Josette Ségura : «  Jours avec »



Il est impossible de rester insensible à ce livre apaisant au titre décalé par rapport à l’expression courante des « Jours sans »… Ces jours que Josette Ségura nous permet de partager sont des points d’accroche indispensables. Nous suivons l’auteur sur un sentier parsemé de « cailloux du petit Poucet » à la découverte de lieux magiques (Saint-Bertrand-de-Comminges, Conques, Saint-Guilhem-le-Désert) ou de lieux habités (Jean Malrieu à Penne ou Gaston Puel à Veilhes).
Ralentir l’allure ou freiner les emballements des jours qui filent sont d’urgentes résolutions lorsqu’on « a l’impression que c’est ici qu’il faut se taire, écouter ». De discrets souvenirs d’enfance s’infiltrent dans ces promenades oniriques quand « on ne sait plus parfois sur qui s’appuyer ». Il devient donc urgent de retrouver « un exercice d’éloignement » qui permettra de tenir à distance un monde devenu trop anxiogène et trop trépidant. En parcourant ces jardins silencieux aux douces lumières, on sera confronté au mystère latent que l’on tentera de saisir, « toujours comme dans un journal, noter / feuilleter les souvenirs, / faire respirer le jour ». Josette Ségura sait savourer chaque instant vécu à sa juste mesure dans la précieuse richesse qui le rend unique. En lisant chacun de ses poèmes, on a l’impression de recevoir un cadeau inattendu et réconfortant.

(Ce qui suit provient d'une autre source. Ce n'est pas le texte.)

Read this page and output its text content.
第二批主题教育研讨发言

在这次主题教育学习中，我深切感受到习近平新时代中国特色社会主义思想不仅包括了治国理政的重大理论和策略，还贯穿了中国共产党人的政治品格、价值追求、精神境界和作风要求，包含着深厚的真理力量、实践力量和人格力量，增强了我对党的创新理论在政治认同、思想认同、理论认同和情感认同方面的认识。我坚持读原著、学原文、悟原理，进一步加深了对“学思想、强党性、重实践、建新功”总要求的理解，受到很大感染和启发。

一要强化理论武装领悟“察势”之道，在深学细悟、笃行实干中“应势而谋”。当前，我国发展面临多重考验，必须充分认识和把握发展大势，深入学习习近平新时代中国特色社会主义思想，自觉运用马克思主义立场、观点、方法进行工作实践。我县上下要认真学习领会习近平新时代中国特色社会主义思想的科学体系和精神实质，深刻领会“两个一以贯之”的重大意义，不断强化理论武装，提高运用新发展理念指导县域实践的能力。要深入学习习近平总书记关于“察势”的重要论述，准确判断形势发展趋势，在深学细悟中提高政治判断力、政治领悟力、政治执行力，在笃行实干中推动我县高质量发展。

(Josette Ségura : « Jours avec ». Éditinter éd., 2017. 50 pages, 12 euros –
BP 15- 6 square Frédéric Chopin – 91450 Soisy-sur-Seine)



Revue Chiendents n°118 : Marie-Josée Christien


Lorsque Luc Vidal, responsable des éditions du Petit Véhicule s’est lancé en 2011 dans l’aventure de la revue Chiendents, il ne savait pas du tout dans quelle voie accaparante il s’était engagé. Ces beaux cahiers artisanaux présentent des artistes et des poètes selon une périodicité aléatoire mais si dynamique qu’il peut y avoir parfois trois parutions mensuelles ! Parlons ici de cet émouvant N°118 consacré à Marie-Josée Christien avec « La poésie pour viatique ». C’est Gérard Cléry qui a coordonné cet hommage en rameutant un « sextuor sensible à la voix singulière de MJC » : Allix, Baglin, Chatard, Saint-Jean, Sourdin et Vidal. Chacun de ces six intervenants présente une facette différente du talent de cette auteure « qui fait parler les pierres ». J’ai plaisir à mêler sans en citer l’origine quelques approches éclairées et subtiles pour évoquer celle qui « cherche dans la poésie l’équilibre ou le miroir qu’elle utilise comme passage secret » en tentant de « trouver l’issue secrète révélée dans la pierre du poème ». « Sensible au passé sans être passéiste », elle espère « un retour à la vie crue et sauvage » en proposant une « poésie qui n’est pas complaisante ritournelle mais désir de lucidité ». On lira avec attention un long entretien de neuf pages, très éclairant échange entre Marie-Josée et Gérard Cléry. On lira aussi et surtout les poèmes extraits d’œuvres parues ou en cours d’écriture. Ces trop courts extraits seront l’occasion d’aller voir de plus près cette œuvre singulière en se procurant des livres parus chez quelques bons éditeurs comme Tertium, Sac à Mots, La Lune bleue ou Les Éditions Sauvages.

(Chiendents N°118. 2017. 44 pages, 6 euros plus 3 de frais d’envoi – Le Petit Véhicule. 20 rue du Coudray – 44000 Nantes ou editions.petit.vehicule@gmail.com )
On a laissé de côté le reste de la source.